Time travel can be used in videogames in two ways:

Gameplay: As mentioned with Prince of Persia, time travel presents new ways in which one can improve gameplay for the player. Were Sands of Time void of its time travel mechanic, it would simply be another platformer. However, rewinding and fast forwarding time alters the game in dynamic ways. Mario, the definitive platformer, does not allow one to rewind if they accidentally run into a Goomba. But Braid, a time travel platformer,does, and utilizes this mechanic for its puzzles.

Storyline: Time is the basis of Chrono Trigger. It is the key to saving the world in the game. This isn’t the only way in which time travel can be implemented into plot, however. Radiant Historia is a (highly underrated) game that also involves time travel. It takes Chrono Trigger’s mechanics and takes them much further, allowing the protaginist to jump forwards and backwards to any point in time of their choosing. There, they can make choices that drastically change the timeline of history. This is done to create a “true” timeline that the player wishes to create. Combined with a tale of political intrigue, time travel significantly impacts the plot of the game in creative ways. 

I still get stressed just looking at this thing.

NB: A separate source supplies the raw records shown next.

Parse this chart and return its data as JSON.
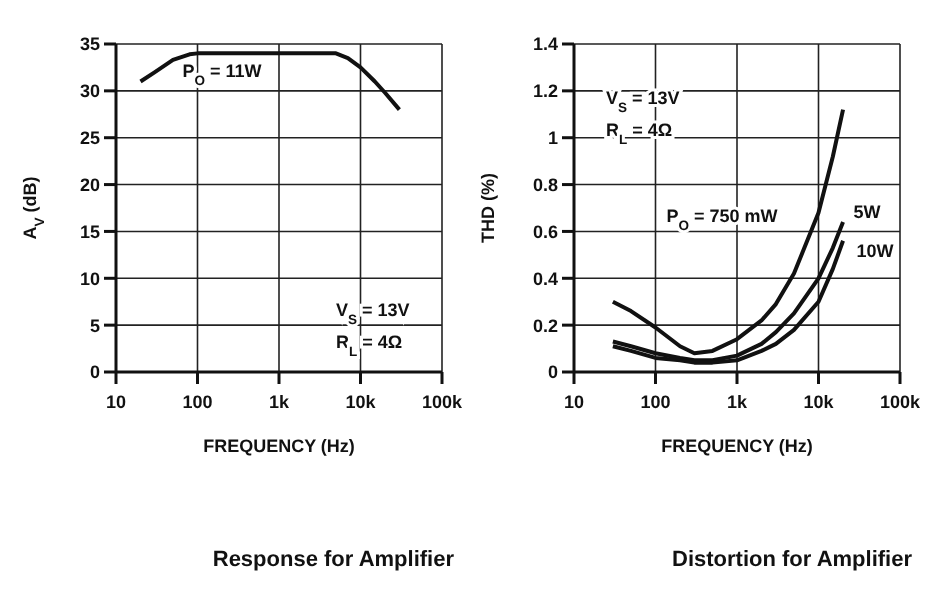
{
  "chart_data": [
    {
      "type": "line",
      "title": "Response for Amplifier",
      "xlabel": "FREQUENCY (Hz)",
      "ylabel": "A$_{V}$ (dB)",
      "log": "x",
      "grid": true,
      "legend": false,
      "color": "#111111",
      "xlim": [
        10,
        100000
      ],
      "xticks": [
        {
          "value": 10,
          "label": "10"
        },
        {
          "value": 100,
          "label": "100"
        },
        {
          "value": 1000,
          "label": "1k"
        },
        {
          "value": 10000,
          "label": "10k"
        },
        {
          "value": 100000,
          "label": "100k"
        }
      ],
      "ylim": [
        0,
        35
      ],
      "yticks": [
        0,
        5,
        10,
        15,
        20,
        25,
        30,
        35
      ],
      "annotations": [
        "V$_{S}$ = 13V",
        "R$_{L}$ = 4Ω"
      ],
      "series": [
        {
          "name": "P$_{O}$ = 11W",
          "color": "#111111",
          "x": [
            20,
            30,
            50,
            80,
            100,
            200,
            500,
            1000,
            2000,
            5000,
            7000,
            10000,
            15000,
            20000,
            30000
          ],
          "values": [
            31,
            32,
            33.3,
            33.9,
            34,
            34,
            34,
            34,
            34,
            34,
            33.5,
            32.5,
            31,
            29.8,
            28
          ]
        }
      ]
    },
    {
      "type": "line",
      "title": "Distortion for Amplifier",
      "xlabel": "FREQUENCY (Hz)",
      "ylabel": "THD (%)",
      "log": "x",
      "grid": true,
      "legend": false,
      "xlim": [
        10,
        100000
      ],
      "xticks": [
        {
          "value": 10,
          "label": "10"
        },
        {
          "value": 100,
          "label": "100"
        },
        {
          "value": 1000,
          "label": "1k"
        },
        {
          "value": 10000,
          "label": "10k"
        },
        {
          "value": 100000,
          "label": "100k"
        }
      ],
      "ylim": [
        0,
        1.4
      ],
      "yticks": [
        0,
        0.2,
        0.4,
        0.6,
        0.8,
        1.0,
        1.2,
        1.4
      ],
      "annotations": [
        "V$_{S}$ = 13V",
        "R$_{L}$ = 4Ω"
      ],
      "series": [
        {
          "name": "P$_{O}$ = 750 mW",
          "color": "#111111",
          "x": [
            30,
            50,
            100,
            200,
            300,
            500,
            1000,
            2000,
            3000,
            5000,
            10000,
            15000,
            20000
          ],
          "values": [
            0.3,
            0.26,
            0.19,
            0.11,
            0.08,
            0.09,
            0.14,
            0.22,
            0.29,
            0.42,
            0.68,
            0.92,
            1.12
          ]
        },
        {
          "name": "5W",
          "color": "#111111",
          "x": [
            30,
            50,
            100,
            200,
            300,
            500,
            1000,
            2000,
            3000,
            5000,
            10000,
            15000,
            20000
          ],
          "values": [
            0.13,
            0.11,
            0.08,
            0.06,
            0.05,
            0.05,
            0.07,
            0.12,
            0.17,
            0.25,
            0.4,
            0.53,
            0.64
          ]
        },
        {
          "name": "10W",
          "color": "#111111",
          "x": [
            30,
            50,
            100,
            200,
            300,
            500,
            1000,
            2000,
            3000,
            5000,
            10000,
            15000,
            20000
          ],
          "values": [
            0.11,
            0.09,
            0.06,
            0.05,
            0.04,
            0.04,
            0.05,
            0.09,
            0.12,
            0.18,
            0.3,
            0.44,
            0.56
          ]
        }
      ]
    }
  ]
}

The Legend of Zelda: Majora’s Mask, uses a combination of both storyline and gameplay related time travel, to prevent a disaster, similar to Chrono Trigger. Link is able to alter the flow of time and prevent or allow events to occur. The fact that the game’s primary hub is in a small town, allows the player to feel they are making large impacts on the lives of the NPCs who live there. 

In the future, I hope to see more games that utilize time travel, in the ways above, and new ways that I haven’t considered.